In fact, it’s already happening. I’m not saying it’s going to be bad, but it will be different.
There are three stocks I’ve got my eye on now – all of them are extremely popular, and they’ve all been outstanding performers during the pandemic. They’ve also recently moved off their peaks, which has investors thinking this is a “buy the dip” opportunity. It isn’t.
It’s time to lock in some nice, big profits and unload these shares ASAP. The sooner, the better…
These Winners Aren’t Working Anymore
The post-“COVID Crash” bull market was really a perfect storm, when you think about it; a lot of different forces came together to send stocks rocketing farther and faster than ever before – during an economic collapse. And I don’t think it would’ve been possible had the coronavirus exploded, say, 10 years ago.
It was really the tech and pharma companies that saved the day – Amazon.com Inc. (NASDAQ: AMZN) kept us fed and supplied, Netflix Inc. (NASDAQ: NFLX) and Walt Disney Co. (NYSE: DIS) kept us sane, Facebook Inc. (NASDAQ: FB) and Zoom Video Communications Inc. (NASDAQ: ZM) kept us connected and employed, Peloton Interactive Inc. (NASDAQ: PTON) kept us fit, and Robinhood kept tens of millions of new, risk-hungry investors in the green – and, without pro sports, entertained. The volatility surges they were seen to generate are still incredible to watch.
The Trump administration’s “Operation Warp Speed” pushed billions of dollars out to pharmaceutical companies racing to develop coronavirus treatments, therapies, and vaccines – stocks like Pfizer Inc. (NYSE: PFE), BioNTech SE ADR (NASDAQ: BNTX), Moderna Inc. (NASDAQ: MRNA), and Johnson & Johnson (NYSE: JNJ).
Every single ticker on this list saw all-time highs during the pandemic. And quite a lot of them are still well worth owning. I’m really excited about monoclonal antibodies and mRNA vaccine technology; I think the COVID-19 vaccines were just the start.
I also don’t see Amazon, Facebook, Netflix, or Disney falling too far, either; for a lot of reasons, we’re not done with these companies, and in fact, after some serious downward pressure, Amazon’s starting to look attractive.
But I think some of the other “pandemic stocks” that have seemed strong lately have actually hit their peak. It’s time to take profits and go.
Zoom Video Communications Inc. (NASDAQ: ZM) is one of them. This was one of the star performers of the pandemic because it almost singlehandedly allowed tens of millions of Americans to telecommute during lockdowns that shut offices from coast to coast.
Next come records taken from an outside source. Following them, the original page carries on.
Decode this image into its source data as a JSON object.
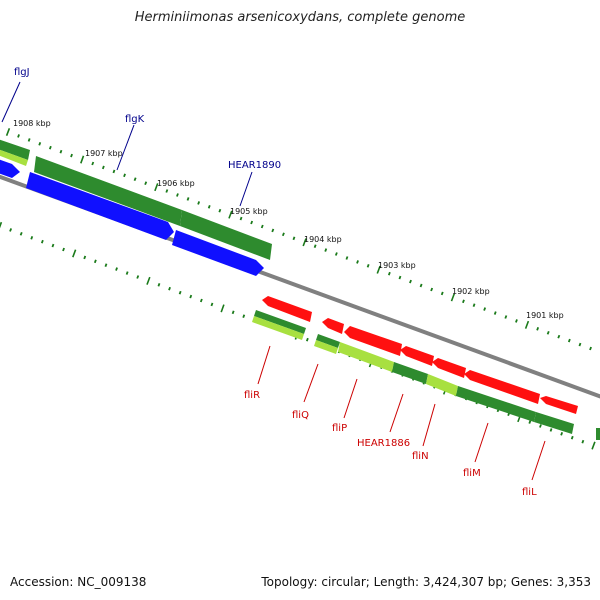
{
  "title": "Herminiimonas arsenicoxydans, complete genome",
  "footer": {
    "accession": "Accession: NC_009138",
    "info": "Topology: circular; Length: 3,424,307 bp; Genes: 3,353"
  },
  "colors": {
    "background": "#ffffff",
    "backbone": "#808080",
    "tick": "#1a7a1a",
    "cds_green": "#2e8b2e",
    "cds_lightgreen": "#a8e040",
    "cds_blue": "#1010ff",
    "cds_red": "#ff1010",
    "label_blue": "#00008b",
    "label_red": "#cc0000"
  },
  "scale_labels": [
    "1908 kbp",
    "1907 kbp",
    "1906 kbp",
    "1905 kbp",
    "1904 kbp",
    "1903 kbp",
    "1902 kbp",
    "1901 kbp"
  ],
  "gene_labels_top": [
    "flgJ",
    "flgK",
    "HEAR1890"
  ],
  "gene_labels_bottom": [
    "fliR",
    "fliQ",
    "fliP",
    "HEAR1886",
    "fliN",
    "fliM",
    "fliL"
  ]
}
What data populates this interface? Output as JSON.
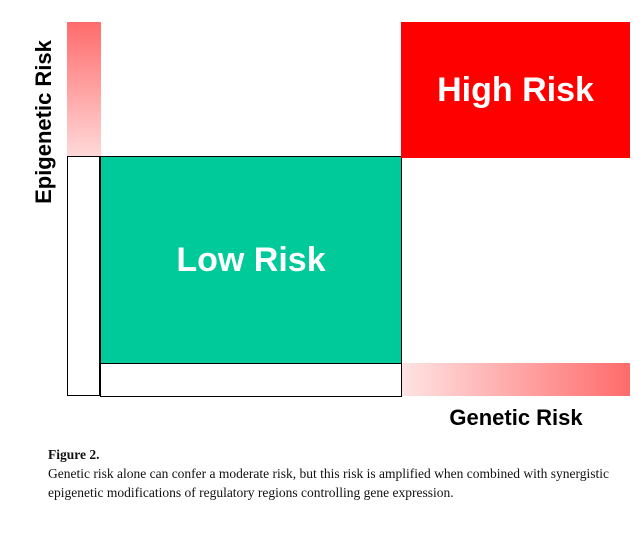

You can see here that its 200-day simple moving average is practically miles above where it’s trading now; that’s an extremely bearish sign in my book, as is the nearly overbought relative strength index (RSI) reading of 59.9. I don’t think Americans are through with working from home, but I think this stock is through spending time above $200 to $250. Sell, and if you’re feeling aggressive, trade bearish put spreads on the way down.
Abbott Laboratories (NYSE: ABT) hit the market early on with an impressive COVID-19 “rapid antigen” self-test that could yield results in five or 10 minutes at home at a time when the testing capacity was sketchy and people were afraid to leave their homes. The stock went ballistic during the pandemic, but now demand for its star product is plummeting along with infections and hospitalizations. ABT shares had been outperforming the market, but the company just slashed its forward earnings guidance to the bone.
Abbott’s chart doesn’t look all that bad right now, all things considered, though it is below its 50-day simple moving average. But I think this is a dead bull. Over the next few months, there’s really nowhere for this stock to go but down. That said, the pandemic is still going strong elsewhere in the world, so this is one to sell – but I’m keeping my eye on this one.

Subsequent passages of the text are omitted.